Khalid Mammadov

Apache Spark Internals: Executor launch orchestration

Here I explain how executors are gets launched when a Spark application starts up. Assumption is that Master and one Worker is already up and running with one Driver application.

Below is an example of a command line that we normally use to start a Driver app.

./bin/spark-shell --executor-cores 2 --executor-memory 1G --master spark:// 

Spark context Web UI available at
Spark context available as 'sc' (master = spark://, app id = app-20221217200505-0004).
Spark session available as 'spark'.
Welcome to
      ____              __
     / __/__  ___ _____/ /__
    _\ \/ _ \/ _ `/ __/  '_/
   /___/ .__/\_,_/_/ /_/\_\   version 3.4.0-SNAPSHOT

Here we start spark shell and set required resources for application in terms of CPU cores and memory, then we set our Master URL to connect to.

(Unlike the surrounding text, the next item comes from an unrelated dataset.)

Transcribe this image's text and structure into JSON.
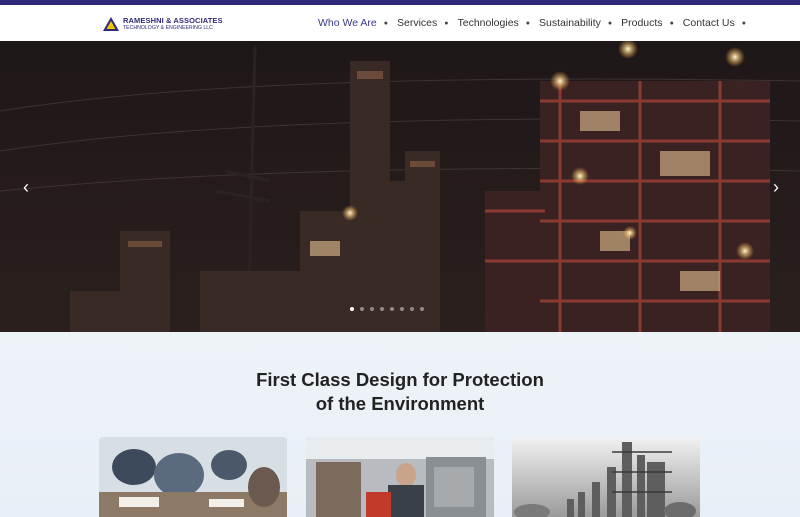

Driver (SparkSession and SparkContext inside our spark-shell) is then starts up all important Driver components like DagScheduler, TaskScheduler and SchedulerBackend.

Below picture depicts in detail how a driver start up process go about launching executor requested by user.


Start up flow

During app startup BackendScheduler send an RegisterApplication RPC request to Master in the form of ApplicationDescription. Master send acknowledgement response about that once done.

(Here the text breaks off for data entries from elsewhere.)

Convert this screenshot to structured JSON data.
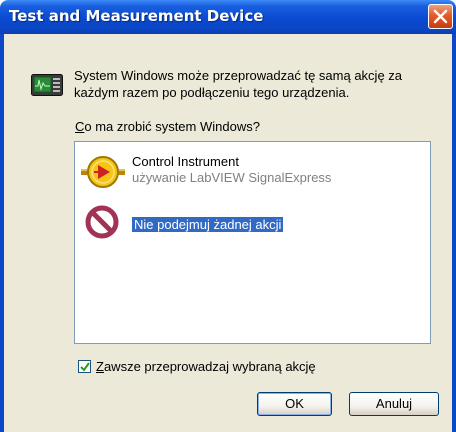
{
  "window": {
    "title": "Test and Measurement Device",
    "close_icon": "close-icon"
  },
  "description": "System Windows może przeprowadzać tę samą akcję za każdym razem po podłączeniu tego urządzenia.",
  "question": {
    "accel": "C",
    "rest": "o ma zrobić system Windows?"
  },
  "options": [
    {
      "icon": "labview-control-instrument-icon",
      "title": "Control Instrument",
      "subtitle": "używanie LabVIEW SignalExpress"
    },
    {
      "icon": "no-action-icon",
      "title": "Nie podejmuj żadnej akcji",
      "selected": true
    }
  ],
  "checkbox": {
    "accel": "Z",
    "rest": "awsze przeprowadzaj wybraną akcję",
    "checked": true
  },
  "buttons": {
    "ok": "OK",
    "cancel": "Anuluj"
  },
  "colors": {
    "titlebar": "#0a49d1",
    "selection": "#316ac5",
    "close_button": "#e35a2a"
  }
}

Then Master continues and allocates worker resources to Executors for the given application. Then it send LaunchExecutor RPC request to Worker node and that creates a new Java process for given Executor. This is done for each worker depending on how much resources were requested from a driver. Finally, once Executor is launched it sends registration request to Driver endpoint and driver adds that into available Executors list for application execution.

Although, this description is mouthful the process happens instantly in practice. And driver gets it’s executors ready in few seconds.


Hopefully, this brief info gives you some idea how Driver gets its executors and how communication happens between Driver, Master, Worker and Executor.